Experiments with coconut-fiber composite concrete were performed by changing the fiber treatment, fiber volume proportion, mix design, and cylinder ages. The maximum values of the studied properties can be observed in a combination of NaOH-treated fibers, with lower design strength, and lower fiber volume proportion. Fiber-matrix adhesion played a key role in improving the performance of CS cylinders compared with SF cylinders. Fiber inclusion in concrete mixes was a feasible strategy to reduce greenhouse-gas emissions during concrete manufacturing, owing to the acceptable mechanical properties and complementarity to the corresponding strategies reviewed in the literature. Based on our results, the following conclusions were drawn:

• The best results were obtained for concrete cylinders made with a design strength of 20.59 MPa, including a 0.5% volume fraction of NaOH-treated fibers, which slightly exceeded that of fiber-free concrete. Mostly, increasing the fiber volume fraction and design compressive strength led to a major disadvantage in compressive strength and modulus of elasticity of composite concrete, compared with fiber-free concrete.
• Concrete density was not significantly affected by the volume fractions used in this research. More coconut fiber would be needed in the concrete mix to achieve lower densities.
• The mechanic properties of the fibers were similar among the CS and SF fibers. We observed a reduction in their features compared with the NT fibers, except for elongation and linear density, for which CS fibers achieved better performance.
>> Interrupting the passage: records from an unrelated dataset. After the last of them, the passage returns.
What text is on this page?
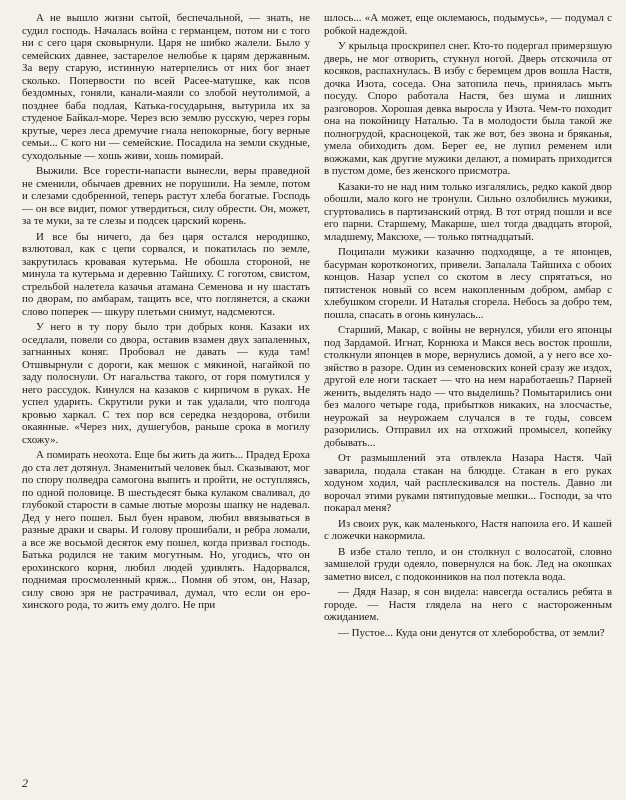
А не вышло жизни сытой, беспечальной, — знать, не судил господь. Началась война с германцем, потом ни с того ни с сего царя сковырнули. Царя не шибко жалели. Было у семейских давнее, застарелое нелюбье к царям державным. За веру старую, истинную натерпелись от них бог знает сколько. Попервости по всей Расее-матушке, как псов бездомных, гоняли, канали-маяли со злобой неутолимой, а позднее баба подлая, Катька-государыня, вытурила их за студеное Байкал-море. Через всю землю русскую, через горы крутые, через леса дремучие гнала непокорные, богу верные семьи... С кого ни — семейские. Посадила на земли скудные, суходольные — хошь живи, хошь помирай.

Выжили. Все горести-напасти вынесли, веры праведной не сменили, обычаев древних не порушили. На земле, потом и слезами сдобренной, теперь растут хлеба богатые. Господь — он все видит, помог утвердиться, силу обрести. Он, может, за те муки, за те слезы и подсек царский корень.

И все бы ничего, да без царя остался неродишко, взлютовал, как с цепи сорвался, и покатилась по земле, закрутилась кровавая кутерьма. Не обошла стороной, не минула та кутерьма и деревню Тайшиху. С гоготом, свистом, стрельбой налетела казачья атамана Семенова и ну шастать по дворам, по амбарам, тащить все, что поглянется, а скажи слово поперек — шкуру плетьми снимут, надсмеются.

У него в ту пору было три добрых коня. Казаки их оседлали, повели со двора, оставив взамен двух запаленных, загнанных коняг. Пробовал не давать — куда там! Отшвырнули с дороги, как мешок с мякиной, нагайкой по заду полоснули. От нагальства такого, от горя помутился у него рассудок. Кинулся на казаков с кирпичом в руках. Не успел ударить. Скрутили руки и так удалали, что полгода кровью харкал. С тех пор вся середка нездорова, отбили окаянные. «Через них, душегубов, раньше срока в могилу схожу».

А помирать неохота. Еще бы жить да жить... Прадед Ероха до ста лет дотянул. Знаменитый человек был. Сказывают, мог по спору полведра самогона выпить и пройти, не оступляясь, по одной половице. В шестьдесят быка кулаком сваливал, до глубокой старости в самые лютые морозы шапку не надевал. Дед у него пошел. Был буен нравом, любил ввязываться в разные драки и свары. И голову прошибали, и ребра ломали, а все же восьмой десяток ему пошел, когда призвал господь. Батька родился не таким могутным. Но, угодись, что он ерохинского корня, любил людей удивлять. Надорвался, поднимая просмоленный кряж... Помня об этом, он, Назар, силу свою зря не растрачивал, думал, что если он ерохинского рода, то жить ему долго. Не при

шлось... «А может, еще оклемаюсь, подымусь», — подумал с робкой надеждой.

У крыльца проскрипел снег. Кто-то подергал примерзшую дверь, не мог отворить, стукнул ногой. Дверь отскочила от косяков, распахнулась. В избу с беремцем дров вошла Настя, дочка Изота, соседа. Она затопила печь, принялась мыть посуду. Споро работала Настя, без шума и лишних разговоров. Хорошая девка выросла у Изота. Чем-то походит она на покойницу Наталью. Та в молодости была такой же полногрудой, красноцекой, так же вот, без звона и бряканья, умела обиходить дом. Берег ее, не лупил ременем или вожжами, как другие мужики делают, а помирать приходится в пустом доме, без женского присмотра.

Казаки-то не над ним только изгалялись, редко какой двор обошли, мало кого не тронули. Сильно озлобились мужики, сгуртовались в партизанский отряд. В тот отряд пошли и все его парни. Старшему, Макарше, шел тогда двадцать второй, младшему, Максюхе, — только пятнадцатый.

Поципали мужики казачню подходяще, а те японцев, басурман коротконогих, привели. Запалала Тайшиха с обоих концов. Назар успел со скотом в лесу спрятаться, но пятистенок новый со всем накопленным добром, амбар с хлебушком сгорели. И Наталья сгорела. Небось за добро тем, пошла, спасать в огонь кинулась...

Старший, Макар, с войны не вернулся, убили его японцы под Зардамой. Игнат, Корнюха и Макся весь восток прошли, столкнули японцев в море, вернулись домой, а у него все хозяйство в разоре. Один из семеновских коней сразу же издох, другой еле ноги таскает — что на нем наработаешь? Парней женить, выделять надо — что выделишь? Помытарились они без малого четыре года, прибытков никаких, на злосчастье, неурожай за неурожаем случался в те годы, совсем разорились. Отправил их на отхожий промысел, копейку добывать...

От размышлений эта отвлекла Назара Настя. Чай заварила, подала стакан на блюдце. Стакан в его руках ходуном ходил, чай расплескивался на постель. Давно ли ворочал этими руками пятипудовые мешки... Господи, за что покарал меня?

Из своих рук, как маленького, Настя напоила его. И кашей с ложечки накормила.

В избе стало тепло, и он столкнул с волосатой, словно замшелой груди одеяло, повернулся на бок. Лед на окошках заметно висел, с подоконников на пол потекла вода.

— Дядя Назар, я сон видела: навсегда остались ребята в городе. — Настя глядела на него с настороженным ожиданием.

— Пустое... Куда они денутся от хлеборобства, от земли?

2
• In all cases, the dosages of composite concrete with fibers exceeded the expected compressive strengths of 20.59 and 23.54 MPa, demonstrating the feasibility of adding 0.5% and 1% fibers and maintaining admissible mechanical properties.
• Emission savings of up to 4.54 kg CO₂ were observed, considering only the contribution of the fibers and up to 14.49 kg CO₂ per cubic meter of concrete, considering the non-incineration of all components of the original husk, with the addition of 1% of fibers.